At one point, fears for her safety escalated after her partner reported her missing and her car was found abandoned near a Tel Aviv beach with a note inside. She was later found safe, only for the public attacks to resume within hours.

The defence minister, Israel Katz, accused her of “spreading blood libels,” while government figures claimed her investigation had “damaged Israel’s image abroad.”

But the arrest of Israel’s top military lawyer raises a deeper question: can Israel still claim to hold itself accountable?

For years, Israel’s leaders have insisted that its independent judiciary protects soldiers from prosecution in international courts.

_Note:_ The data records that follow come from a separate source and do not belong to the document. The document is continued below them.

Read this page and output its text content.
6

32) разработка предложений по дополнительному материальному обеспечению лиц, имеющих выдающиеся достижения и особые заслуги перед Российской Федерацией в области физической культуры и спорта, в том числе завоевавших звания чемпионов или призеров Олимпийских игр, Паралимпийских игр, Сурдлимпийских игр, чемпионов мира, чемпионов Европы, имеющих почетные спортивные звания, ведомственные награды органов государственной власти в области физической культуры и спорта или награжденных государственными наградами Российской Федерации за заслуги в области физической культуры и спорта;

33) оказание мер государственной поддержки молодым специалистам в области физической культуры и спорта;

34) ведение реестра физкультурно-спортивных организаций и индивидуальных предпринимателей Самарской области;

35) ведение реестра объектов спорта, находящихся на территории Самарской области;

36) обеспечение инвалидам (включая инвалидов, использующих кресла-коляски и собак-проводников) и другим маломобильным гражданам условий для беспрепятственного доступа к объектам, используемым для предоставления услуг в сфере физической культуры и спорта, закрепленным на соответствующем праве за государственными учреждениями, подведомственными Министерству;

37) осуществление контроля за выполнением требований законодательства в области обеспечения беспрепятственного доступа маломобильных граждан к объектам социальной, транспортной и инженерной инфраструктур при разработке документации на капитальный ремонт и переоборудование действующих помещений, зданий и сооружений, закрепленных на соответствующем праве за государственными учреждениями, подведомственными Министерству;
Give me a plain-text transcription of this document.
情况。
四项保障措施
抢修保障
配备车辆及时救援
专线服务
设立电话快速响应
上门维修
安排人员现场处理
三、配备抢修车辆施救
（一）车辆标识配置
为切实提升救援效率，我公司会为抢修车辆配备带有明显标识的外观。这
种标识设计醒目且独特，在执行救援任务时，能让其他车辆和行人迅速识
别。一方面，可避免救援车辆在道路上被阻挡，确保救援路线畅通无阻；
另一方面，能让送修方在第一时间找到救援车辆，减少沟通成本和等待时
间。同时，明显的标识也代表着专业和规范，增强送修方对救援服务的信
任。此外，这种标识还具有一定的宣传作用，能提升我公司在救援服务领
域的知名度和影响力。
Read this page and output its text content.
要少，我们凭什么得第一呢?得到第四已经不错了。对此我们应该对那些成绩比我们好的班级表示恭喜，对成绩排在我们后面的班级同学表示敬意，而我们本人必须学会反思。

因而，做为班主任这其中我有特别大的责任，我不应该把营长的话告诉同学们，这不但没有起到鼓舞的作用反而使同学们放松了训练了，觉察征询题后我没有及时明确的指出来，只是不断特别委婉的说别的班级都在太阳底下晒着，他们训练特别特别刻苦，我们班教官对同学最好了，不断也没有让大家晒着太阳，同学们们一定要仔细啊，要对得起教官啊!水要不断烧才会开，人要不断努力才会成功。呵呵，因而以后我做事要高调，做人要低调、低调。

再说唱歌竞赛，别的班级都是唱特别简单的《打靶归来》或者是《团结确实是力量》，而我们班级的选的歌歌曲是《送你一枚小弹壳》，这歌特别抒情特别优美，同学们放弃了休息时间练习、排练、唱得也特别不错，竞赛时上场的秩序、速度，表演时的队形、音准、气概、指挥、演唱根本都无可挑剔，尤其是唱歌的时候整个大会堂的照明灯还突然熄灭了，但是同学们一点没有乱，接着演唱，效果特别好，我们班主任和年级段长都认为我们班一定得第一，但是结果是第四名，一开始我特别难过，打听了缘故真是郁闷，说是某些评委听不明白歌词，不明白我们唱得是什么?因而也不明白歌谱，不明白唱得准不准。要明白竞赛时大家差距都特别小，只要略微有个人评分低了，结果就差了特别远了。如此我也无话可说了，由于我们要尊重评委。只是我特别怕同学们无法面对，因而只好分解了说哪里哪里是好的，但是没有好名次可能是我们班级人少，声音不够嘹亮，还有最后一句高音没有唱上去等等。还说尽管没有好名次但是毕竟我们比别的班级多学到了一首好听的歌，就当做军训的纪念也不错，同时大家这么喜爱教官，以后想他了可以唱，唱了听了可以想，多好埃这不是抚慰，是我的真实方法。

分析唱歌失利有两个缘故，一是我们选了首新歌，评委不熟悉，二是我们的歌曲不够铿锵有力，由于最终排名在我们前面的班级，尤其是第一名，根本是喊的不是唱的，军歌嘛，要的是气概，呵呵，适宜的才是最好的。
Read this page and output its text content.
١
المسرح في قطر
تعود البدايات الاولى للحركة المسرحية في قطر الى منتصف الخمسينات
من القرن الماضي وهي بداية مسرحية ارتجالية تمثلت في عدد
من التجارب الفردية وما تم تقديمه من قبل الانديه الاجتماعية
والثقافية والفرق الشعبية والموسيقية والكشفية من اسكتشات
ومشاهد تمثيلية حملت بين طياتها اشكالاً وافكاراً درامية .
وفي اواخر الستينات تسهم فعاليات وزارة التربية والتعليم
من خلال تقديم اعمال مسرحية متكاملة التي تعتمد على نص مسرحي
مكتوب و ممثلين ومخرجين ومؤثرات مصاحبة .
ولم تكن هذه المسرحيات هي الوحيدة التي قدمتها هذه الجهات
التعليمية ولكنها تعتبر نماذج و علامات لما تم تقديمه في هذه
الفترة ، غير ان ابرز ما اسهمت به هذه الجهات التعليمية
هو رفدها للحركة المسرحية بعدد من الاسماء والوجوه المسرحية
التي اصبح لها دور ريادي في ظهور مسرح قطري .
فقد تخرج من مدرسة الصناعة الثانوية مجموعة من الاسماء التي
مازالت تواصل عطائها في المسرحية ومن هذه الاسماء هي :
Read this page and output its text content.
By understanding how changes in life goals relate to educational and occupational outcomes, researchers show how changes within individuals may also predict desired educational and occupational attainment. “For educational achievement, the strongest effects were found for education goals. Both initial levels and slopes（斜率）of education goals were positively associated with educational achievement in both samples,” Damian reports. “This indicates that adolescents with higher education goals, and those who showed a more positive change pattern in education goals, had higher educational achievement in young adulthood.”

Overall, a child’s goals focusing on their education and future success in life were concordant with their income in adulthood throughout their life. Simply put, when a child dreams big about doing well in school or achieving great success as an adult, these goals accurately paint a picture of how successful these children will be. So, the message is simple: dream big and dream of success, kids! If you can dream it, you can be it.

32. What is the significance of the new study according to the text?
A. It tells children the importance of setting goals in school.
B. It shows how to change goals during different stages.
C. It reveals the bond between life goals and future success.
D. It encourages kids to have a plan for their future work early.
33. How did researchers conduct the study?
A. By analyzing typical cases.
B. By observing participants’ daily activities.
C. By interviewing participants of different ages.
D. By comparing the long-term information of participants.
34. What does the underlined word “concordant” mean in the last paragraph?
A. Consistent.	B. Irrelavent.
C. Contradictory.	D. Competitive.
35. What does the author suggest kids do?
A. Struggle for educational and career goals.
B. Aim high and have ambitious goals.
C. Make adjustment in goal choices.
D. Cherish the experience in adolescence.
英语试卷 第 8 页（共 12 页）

The argument has always been simple: if Israel can investigate itself, The Hague won’t intervene.

Yet that legal shield now appears to be crumbling.

“Don’t they understand we had no choice?” Tomer-Yerushalmi reportedly told colleagues weeks ago, quoted by journalist Ronen Bergman. “The only way to face international legal proceedings is by proving we can investigate ourselves.”

A Nation at Odds with Its Own Laws

Professor Yagil Levy of Israel’s Open University says that, for decades, the role of the military advocate general was viewed as protecting soldiers from international prosecution, not necessarily upholding justice.

“The law wasn’t seen as a value in itself, but as a defence against international tribunals,” Levy explained.

Now, even that pragmatic balance is under siege. The political right has grown increasingly hostile to any legal scrutiny of the military’s actions in Gaza, where tens of thousands of civilians have been killed in two years of airstrikes and ground operations.

Levy warned that the government’s erosion of military accountability marks a weakened commitment to international law. “Some on the right even claim Israel is exempt from respecting it,” he said, “offering religious justifications for that view.”

So far, only one Israeli soldier has been convicted for assaulting Palestinians in detention during the war, despite mounting evidence of torture and abuse in Israeli jails, and dozens of deaths in custody. No one has been charged for the high-profile strikes that killed civilians, medics, or aid workers.

Tomer-Yerushalmi’s downfall, once seen as a defender of the military’s legal integrity, has instead become a symbol of a nation tearing itself apart, between the rule of law and the rule of politics.